Self Join Question

Question

Self Join Question

Terry Gamble

Ten Centuries

Points: 1012
More actions
January 31, 2018 at 1:22 pm

#328738

I've got a table with the following fields in it:
UniqueID
Sequence
BeforeStatus
AfterStatus
HistoryStatusDate
Sample data looks like :
08-40089445, 1, '','BNT',10/17/17
08-40089445, 2, 'BNT','VFD',1/18/18
08-40089445, 3, 'VFD','NST',1/23/18
08-40089445, 4, 'NST','SLD',1/23/18
What I need to do is basically make a "beginning history" and "ending history" date for each record:
08-40089445, 1, '','BNT',10/17/17, '1/17/18'
08-40089445, 2, 'BNT','VFD',1/18/18, '1/22/18'
08-40089445, 3, 'VFD','NST',1/23/18,'1/23/18'
08-40089445, 4, 'NST','SLD',1/23/18,''
When I write a self join such as
SELECT * FRom
(SELECT s.*,h.HistoryStatusDate statusEnddate
FROM [StatusHistory] S
JOIN [StatusHistory] h
ON s.UniqueID=h.UniqueID
WHERE s.Sequence=h.Sequence-1
) s
--Still trying to find the 7th record for this example
WHERE s.[unique#]='08-40089445'
I end up getting the first 3 back but always miss the 4th (in my example).
Anyone have an idea of a better way to write this/solve this problem? (it's tracking when a record changes a status but it's done in an iSeries so getting the programmers to put the "ending" date on isn't very likely, and the query is ignoring due to the sequence-1 portion for the 4th (max) record.

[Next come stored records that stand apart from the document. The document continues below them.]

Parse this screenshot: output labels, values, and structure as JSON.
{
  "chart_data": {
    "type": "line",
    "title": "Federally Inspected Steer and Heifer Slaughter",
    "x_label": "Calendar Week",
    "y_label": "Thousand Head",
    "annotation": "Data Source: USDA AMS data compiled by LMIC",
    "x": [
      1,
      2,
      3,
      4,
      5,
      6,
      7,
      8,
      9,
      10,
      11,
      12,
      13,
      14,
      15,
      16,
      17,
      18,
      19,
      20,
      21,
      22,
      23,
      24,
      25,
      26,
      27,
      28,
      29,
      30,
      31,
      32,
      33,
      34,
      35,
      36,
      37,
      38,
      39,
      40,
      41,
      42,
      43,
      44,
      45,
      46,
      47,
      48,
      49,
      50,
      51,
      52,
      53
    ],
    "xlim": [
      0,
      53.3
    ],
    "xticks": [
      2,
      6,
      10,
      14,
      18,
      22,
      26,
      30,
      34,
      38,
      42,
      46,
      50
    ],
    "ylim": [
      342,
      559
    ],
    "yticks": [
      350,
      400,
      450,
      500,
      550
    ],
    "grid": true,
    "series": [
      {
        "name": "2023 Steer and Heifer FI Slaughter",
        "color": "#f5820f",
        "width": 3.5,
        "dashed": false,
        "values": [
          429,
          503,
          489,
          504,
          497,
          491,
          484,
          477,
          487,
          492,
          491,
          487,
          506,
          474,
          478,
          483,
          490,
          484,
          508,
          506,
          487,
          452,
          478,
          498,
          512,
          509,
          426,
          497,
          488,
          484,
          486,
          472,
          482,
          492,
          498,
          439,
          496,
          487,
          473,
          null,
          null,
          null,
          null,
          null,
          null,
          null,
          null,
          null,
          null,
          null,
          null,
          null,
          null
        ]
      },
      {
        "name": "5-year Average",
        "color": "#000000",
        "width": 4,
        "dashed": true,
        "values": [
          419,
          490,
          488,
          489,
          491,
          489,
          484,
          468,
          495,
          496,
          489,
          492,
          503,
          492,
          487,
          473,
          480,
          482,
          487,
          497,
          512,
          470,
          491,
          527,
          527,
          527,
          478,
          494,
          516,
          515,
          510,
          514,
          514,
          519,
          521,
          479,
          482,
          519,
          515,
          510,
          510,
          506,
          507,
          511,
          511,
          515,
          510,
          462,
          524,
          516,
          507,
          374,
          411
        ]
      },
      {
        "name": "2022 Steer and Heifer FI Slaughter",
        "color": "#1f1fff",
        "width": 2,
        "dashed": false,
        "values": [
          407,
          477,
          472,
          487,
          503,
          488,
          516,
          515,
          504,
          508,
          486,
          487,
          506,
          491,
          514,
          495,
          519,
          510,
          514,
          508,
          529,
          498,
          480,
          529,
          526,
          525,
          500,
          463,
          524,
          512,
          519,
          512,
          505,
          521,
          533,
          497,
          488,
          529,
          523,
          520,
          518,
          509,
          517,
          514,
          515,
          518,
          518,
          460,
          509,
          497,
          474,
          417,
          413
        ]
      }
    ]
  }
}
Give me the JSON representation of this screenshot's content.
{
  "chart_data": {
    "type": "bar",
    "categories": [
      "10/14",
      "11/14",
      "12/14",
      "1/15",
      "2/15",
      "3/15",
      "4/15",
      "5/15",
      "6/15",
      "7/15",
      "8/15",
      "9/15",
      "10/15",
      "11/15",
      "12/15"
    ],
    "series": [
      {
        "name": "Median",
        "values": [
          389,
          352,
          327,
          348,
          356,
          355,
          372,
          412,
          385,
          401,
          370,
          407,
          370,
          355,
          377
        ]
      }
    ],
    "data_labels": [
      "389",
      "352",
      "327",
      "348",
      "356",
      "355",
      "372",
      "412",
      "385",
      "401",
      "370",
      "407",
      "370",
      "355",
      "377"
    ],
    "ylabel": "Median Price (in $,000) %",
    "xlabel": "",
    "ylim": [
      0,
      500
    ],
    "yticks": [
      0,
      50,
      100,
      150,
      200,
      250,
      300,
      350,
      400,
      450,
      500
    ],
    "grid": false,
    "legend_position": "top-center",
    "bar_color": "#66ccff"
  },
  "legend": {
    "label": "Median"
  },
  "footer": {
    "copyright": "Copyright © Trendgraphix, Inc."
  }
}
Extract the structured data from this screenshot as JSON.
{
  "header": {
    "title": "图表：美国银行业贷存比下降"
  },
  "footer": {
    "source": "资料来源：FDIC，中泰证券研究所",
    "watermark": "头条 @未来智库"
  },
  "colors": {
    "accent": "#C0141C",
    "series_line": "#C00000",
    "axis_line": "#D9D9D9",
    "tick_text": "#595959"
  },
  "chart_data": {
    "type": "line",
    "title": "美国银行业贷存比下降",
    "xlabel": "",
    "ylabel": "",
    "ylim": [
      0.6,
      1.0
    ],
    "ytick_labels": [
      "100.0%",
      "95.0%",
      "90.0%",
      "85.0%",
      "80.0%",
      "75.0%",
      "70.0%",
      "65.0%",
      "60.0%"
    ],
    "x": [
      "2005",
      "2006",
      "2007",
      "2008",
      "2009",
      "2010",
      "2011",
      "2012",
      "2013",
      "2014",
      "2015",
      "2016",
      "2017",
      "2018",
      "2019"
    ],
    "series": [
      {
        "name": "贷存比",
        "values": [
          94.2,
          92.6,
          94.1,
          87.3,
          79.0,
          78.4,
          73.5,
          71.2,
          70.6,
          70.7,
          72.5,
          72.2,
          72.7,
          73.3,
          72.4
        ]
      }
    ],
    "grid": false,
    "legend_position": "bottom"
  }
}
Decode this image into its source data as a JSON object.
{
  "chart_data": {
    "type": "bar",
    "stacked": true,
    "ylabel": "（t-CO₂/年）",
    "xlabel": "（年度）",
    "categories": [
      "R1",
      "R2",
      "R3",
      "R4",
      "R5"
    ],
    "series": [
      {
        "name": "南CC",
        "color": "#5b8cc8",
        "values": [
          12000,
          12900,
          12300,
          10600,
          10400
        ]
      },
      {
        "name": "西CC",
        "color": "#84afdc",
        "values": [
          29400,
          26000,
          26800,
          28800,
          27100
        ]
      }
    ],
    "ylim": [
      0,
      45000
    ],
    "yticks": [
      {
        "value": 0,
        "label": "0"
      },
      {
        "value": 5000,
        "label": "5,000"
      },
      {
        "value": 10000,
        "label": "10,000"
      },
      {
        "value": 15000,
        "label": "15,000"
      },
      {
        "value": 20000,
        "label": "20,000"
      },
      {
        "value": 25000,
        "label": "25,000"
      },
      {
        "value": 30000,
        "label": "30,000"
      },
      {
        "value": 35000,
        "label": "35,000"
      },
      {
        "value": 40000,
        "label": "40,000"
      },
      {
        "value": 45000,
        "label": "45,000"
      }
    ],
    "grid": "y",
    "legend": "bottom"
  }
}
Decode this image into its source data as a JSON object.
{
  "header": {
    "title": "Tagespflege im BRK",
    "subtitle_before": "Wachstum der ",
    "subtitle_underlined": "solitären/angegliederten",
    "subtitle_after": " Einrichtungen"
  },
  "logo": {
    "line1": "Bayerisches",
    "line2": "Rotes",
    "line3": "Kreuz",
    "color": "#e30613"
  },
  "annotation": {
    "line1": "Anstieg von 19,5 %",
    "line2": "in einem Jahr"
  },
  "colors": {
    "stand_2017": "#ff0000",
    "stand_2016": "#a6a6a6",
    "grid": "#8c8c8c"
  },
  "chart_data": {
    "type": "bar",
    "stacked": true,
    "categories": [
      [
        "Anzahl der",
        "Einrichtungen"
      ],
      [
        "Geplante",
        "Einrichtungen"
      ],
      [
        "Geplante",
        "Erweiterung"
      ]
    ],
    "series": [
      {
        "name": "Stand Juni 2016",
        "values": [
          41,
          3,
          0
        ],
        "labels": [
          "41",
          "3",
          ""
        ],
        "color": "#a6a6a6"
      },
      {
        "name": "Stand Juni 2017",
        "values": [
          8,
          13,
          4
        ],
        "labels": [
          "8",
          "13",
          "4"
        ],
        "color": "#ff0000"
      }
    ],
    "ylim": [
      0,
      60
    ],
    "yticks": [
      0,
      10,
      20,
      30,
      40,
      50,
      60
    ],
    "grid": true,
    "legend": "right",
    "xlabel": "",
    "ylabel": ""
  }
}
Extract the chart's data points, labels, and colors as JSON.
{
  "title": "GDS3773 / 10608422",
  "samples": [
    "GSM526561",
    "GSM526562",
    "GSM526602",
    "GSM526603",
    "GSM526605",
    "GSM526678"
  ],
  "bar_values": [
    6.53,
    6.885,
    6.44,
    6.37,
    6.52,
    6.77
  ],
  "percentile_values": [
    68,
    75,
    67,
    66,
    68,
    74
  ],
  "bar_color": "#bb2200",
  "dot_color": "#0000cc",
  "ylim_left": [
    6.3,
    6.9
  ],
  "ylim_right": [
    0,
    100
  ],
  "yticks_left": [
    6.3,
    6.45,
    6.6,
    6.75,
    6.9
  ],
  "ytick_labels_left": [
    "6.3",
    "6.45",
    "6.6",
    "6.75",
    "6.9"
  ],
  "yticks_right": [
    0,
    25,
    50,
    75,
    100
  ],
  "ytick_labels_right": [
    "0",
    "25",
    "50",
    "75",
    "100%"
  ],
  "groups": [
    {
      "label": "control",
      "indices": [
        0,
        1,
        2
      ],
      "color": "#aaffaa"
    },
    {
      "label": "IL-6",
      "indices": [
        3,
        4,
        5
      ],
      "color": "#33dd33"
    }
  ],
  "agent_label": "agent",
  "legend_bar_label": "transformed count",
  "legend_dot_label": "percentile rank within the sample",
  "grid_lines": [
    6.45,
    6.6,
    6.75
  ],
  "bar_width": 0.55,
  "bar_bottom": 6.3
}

Viewing 12 posts - 1 through 11 (of 11 total)

You must be logged in to reply to this topic. Login to reply

Phil Parkin SSC Guru Points: 246686 More actions · Answer 1

Terry Gamble - Wednesday, January 31, 2018 1:22 PM
I've got a table with the following fields in it:
UniqueID
Sequence
BeforeStatus
AfterStatus
HistoryStatusDate
Sample data looks like :
08-40089445, 1, '','BNT',10/17/17
08-40089445, 2, 'BNT','VFD',1/18/18
08-40089445, 3, 'VFD','NST',1/23/18
08-40089445, 4, 'NST','SLD',1/23/18
What I need to do is basically make a "beginning history" and "ending history" date for each record:
08-40089445, 1, '','BNT',10/17/17, '1/17/18'
08-40089445, 2, 'BNT','VFD',1/18/18, '1/22/18'
08-40089445, 3, 'VFD','NST',1/23/18,'1/23/18'
08-40089445, 4, 'NST','SLD',1/23/18,''
When I write a self join such as
SELECT * FRom
(SELECT s.*,h.HistoryStatusDate statusEnddate
FROM [StatusHistory] S
JOIN [StatusHistory] h
ON s.UniqueID=h.UniqueID
WHERE s.Sequence=h.Sequence-1
) s
--Still trying to find the 7th record for this example
WHERE s.[unique#]='08-40089445'
I end up getting the first 3 back but always miss the 4th (in my example).
Anyone have an idea of a better way to write this/solve this problem? (it's tracking when a record changes a status but it's done in an iSeries so getting the programmers to put the "ending" date on isn't very likely, and the query is ignoring due to the sequence-1 portion for the 4th (max) record.

You should be able to get those end dates using LEAD. No need for any joins.

If you haven't even tried to resolve your issue, please don't expect the hard-working volunteers here to waste their time providing links to answers which you could easily have found yourself.

Terry Gamble Ten Centuries Points: 1012 More actions · Answer 2

This is maybe not the right forum/version as I don't have the "lead" function that I can use/find. Is there a true "SQL" based solution using something like the self join? Versus the newer functions like LEAD (which btw I sincerely wish I could use).

Phil Parkin SSC Guru Points: 246686 More actions · Answer 3

You posted in the SQL Server 2017 forum. In 2017, Lead is a true SQL function ?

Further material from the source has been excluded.